Les théoriciens dont nous avons évoqué à grands traits les travaux appartiennent sans discussion possible à ce troisième groupe. à l’exception bien sûr du regretté Bourdieu qui, paix à son âme, ne se serait très probablement pas égaré de la sorte, tous sont signataires, avec d’autres, dont d’ailleurs Eric Macé, de l’un ou l’autre de deux appels successifs à la «fraternité» et au «rassemblement» de la «gauche» autour de la candidate du Parti socialiste à l’élection présidentielle (comme si l’idée d’une maison commune de la gauche, de la Ligue communiste révolutionnaire au Parti socialiste, n’était pas devenue éminemment problématique) ?

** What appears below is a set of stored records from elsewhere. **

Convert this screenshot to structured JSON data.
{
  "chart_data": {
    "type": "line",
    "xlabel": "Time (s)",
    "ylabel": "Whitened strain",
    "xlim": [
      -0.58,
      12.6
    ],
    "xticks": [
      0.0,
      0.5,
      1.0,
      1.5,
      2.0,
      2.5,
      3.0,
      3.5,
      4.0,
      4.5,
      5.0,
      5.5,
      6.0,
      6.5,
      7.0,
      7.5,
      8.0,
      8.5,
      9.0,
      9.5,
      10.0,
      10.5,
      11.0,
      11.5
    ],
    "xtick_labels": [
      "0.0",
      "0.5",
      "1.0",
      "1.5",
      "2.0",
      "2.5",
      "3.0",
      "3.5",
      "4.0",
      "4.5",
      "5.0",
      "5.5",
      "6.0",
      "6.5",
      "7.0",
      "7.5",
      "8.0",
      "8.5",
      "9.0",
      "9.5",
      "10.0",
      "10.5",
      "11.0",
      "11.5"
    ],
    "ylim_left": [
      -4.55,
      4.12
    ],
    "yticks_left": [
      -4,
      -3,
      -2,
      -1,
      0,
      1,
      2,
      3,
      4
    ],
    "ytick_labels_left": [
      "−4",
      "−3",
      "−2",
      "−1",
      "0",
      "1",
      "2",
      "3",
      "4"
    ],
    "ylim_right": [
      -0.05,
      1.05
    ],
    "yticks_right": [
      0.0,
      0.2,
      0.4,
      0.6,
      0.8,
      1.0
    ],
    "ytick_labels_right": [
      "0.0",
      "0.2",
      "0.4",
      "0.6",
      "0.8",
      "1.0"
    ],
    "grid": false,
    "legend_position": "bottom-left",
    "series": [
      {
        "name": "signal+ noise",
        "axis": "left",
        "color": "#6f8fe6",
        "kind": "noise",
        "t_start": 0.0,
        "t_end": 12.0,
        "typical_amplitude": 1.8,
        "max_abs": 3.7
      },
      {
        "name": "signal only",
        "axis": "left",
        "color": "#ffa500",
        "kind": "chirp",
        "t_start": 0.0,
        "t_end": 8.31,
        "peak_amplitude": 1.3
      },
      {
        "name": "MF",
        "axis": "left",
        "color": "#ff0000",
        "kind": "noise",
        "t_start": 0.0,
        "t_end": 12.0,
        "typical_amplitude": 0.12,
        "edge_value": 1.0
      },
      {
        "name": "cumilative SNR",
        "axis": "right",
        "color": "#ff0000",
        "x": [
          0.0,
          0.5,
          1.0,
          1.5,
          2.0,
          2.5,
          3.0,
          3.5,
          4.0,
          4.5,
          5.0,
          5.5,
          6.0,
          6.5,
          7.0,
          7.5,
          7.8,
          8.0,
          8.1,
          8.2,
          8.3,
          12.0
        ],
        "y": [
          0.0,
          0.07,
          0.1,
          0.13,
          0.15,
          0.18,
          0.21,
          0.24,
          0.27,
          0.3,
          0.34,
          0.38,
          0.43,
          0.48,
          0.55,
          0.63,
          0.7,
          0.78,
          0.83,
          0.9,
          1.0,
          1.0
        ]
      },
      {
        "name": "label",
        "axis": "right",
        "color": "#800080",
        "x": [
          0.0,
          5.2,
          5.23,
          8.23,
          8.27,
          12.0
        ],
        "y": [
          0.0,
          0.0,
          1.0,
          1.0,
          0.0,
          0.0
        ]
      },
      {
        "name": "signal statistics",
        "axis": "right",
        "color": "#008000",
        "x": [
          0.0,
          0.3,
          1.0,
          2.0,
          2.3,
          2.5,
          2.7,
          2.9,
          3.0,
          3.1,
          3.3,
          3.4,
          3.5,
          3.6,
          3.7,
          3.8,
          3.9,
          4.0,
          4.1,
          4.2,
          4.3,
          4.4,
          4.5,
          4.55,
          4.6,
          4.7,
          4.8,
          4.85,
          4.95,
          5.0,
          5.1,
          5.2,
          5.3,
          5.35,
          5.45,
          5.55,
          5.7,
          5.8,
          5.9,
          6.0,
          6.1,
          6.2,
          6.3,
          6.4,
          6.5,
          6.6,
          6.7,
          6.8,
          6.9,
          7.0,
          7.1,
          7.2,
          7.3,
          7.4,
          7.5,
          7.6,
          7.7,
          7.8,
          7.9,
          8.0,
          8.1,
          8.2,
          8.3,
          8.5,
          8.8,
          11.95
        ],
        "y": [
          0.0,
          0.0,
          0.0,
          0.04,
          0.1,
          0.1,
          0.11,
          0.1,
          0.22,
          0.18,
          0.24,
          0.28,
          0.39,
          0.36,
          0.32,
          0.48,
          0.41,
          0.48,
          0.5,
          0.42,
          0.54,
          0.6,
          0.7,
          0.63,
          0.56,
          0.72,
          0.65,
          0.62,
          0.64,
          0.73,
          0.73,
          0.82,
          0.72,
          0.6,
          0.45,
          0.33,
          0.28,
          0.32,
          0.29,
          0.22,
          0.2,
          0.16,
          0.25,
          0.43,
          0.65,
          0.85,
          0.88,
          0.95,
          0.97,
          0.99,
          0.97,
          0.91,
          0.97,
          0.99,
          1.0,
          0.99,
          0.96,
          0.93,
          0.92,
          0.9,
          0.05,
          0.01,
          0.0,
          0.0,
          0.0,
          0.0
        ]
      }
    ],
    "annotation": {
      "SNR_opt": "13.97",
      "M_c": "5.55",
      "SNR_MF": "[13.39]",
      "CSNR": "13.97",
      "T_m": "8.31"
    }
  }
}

Et cela. pour prévenir une répétition du 21 avril 2002 – alors même que les intentions de vote en faveur de Jean-Marie Le Pen, gonflées pour tenir compte de leur sous-estimation en 2002, ne plaçaient celui-ci qu’en quatrième position dans les sondages; pour écarter le «leurre» du vote centriste – alors que point n’était besoin d’être grand manitou pour voir que François Bayrou était d’avance, présent ou non au second tour, le grand vainqueur des élections, puisqu’ aucune majorité, de droite comme de  «gauche», n’est maintenant possible sans lui et que le Parti socialiste était déjà engagé dans des négociations avec lui; pour prévenir une dispersion des voix de la gauche du côté des candidats de la gauche antilibérale – alors que l’attractivité de ceux-ci était de toute évidence très réduite – et, surtout, pour alerter l’opinion du danger représenté par Nicolas Sarkozy et de la nécessité de lui faire barrage – alors que dans tous les secteurs de la gauche la chose était entendue et que, sans attendre ces appels, l’on se mobilisait activement en ce sens depuis longtemps déjà: aucun doute là-dessus, les miettes éparses de la défunte gauche allaient voter «utile», «sans états d’âme», pour la plus pitoyable (Ségolène Roayale) des candidats que le Parti socialiste ait présentés à une élection présidentielle.

«Silence on vote»

L’année 2007 aura ainsi été l’année où en France plus de deux cents «intellectuels», et non des moindres, auront adopté pour mot d’ordre: «Silence, on vote: pendant les élections, pas de critique, pas de politique» mobilisant, d’une forte voix («Vous voulez donc un duel Sarkozy-Le Pen au second tour ?»), la peur et la culpabilité pour contraindre à se taire d’éventuels malentendants ou récalcitrants qui oseraient poser publiquement la question de savoir comment nous en sommes arrivés là, ou interroger le caractère désastreux des thèmes de  campagne de la candidate Ségolène Royal: son apologie obscène du «travail» à l’heure de sa précarisation structurelle – apologie qui constitue du reste, on ne l’a pas assez remarqué, le fond de ses attaques contre les enseignants; ses prises de position, sinon réactionnaires, du moins conservatrices sur la  «famille»; son invocation tonitruante de l’identité nationale et de la «patrie», son adhésion au discours sécuritaire de la loi et de l’ordre.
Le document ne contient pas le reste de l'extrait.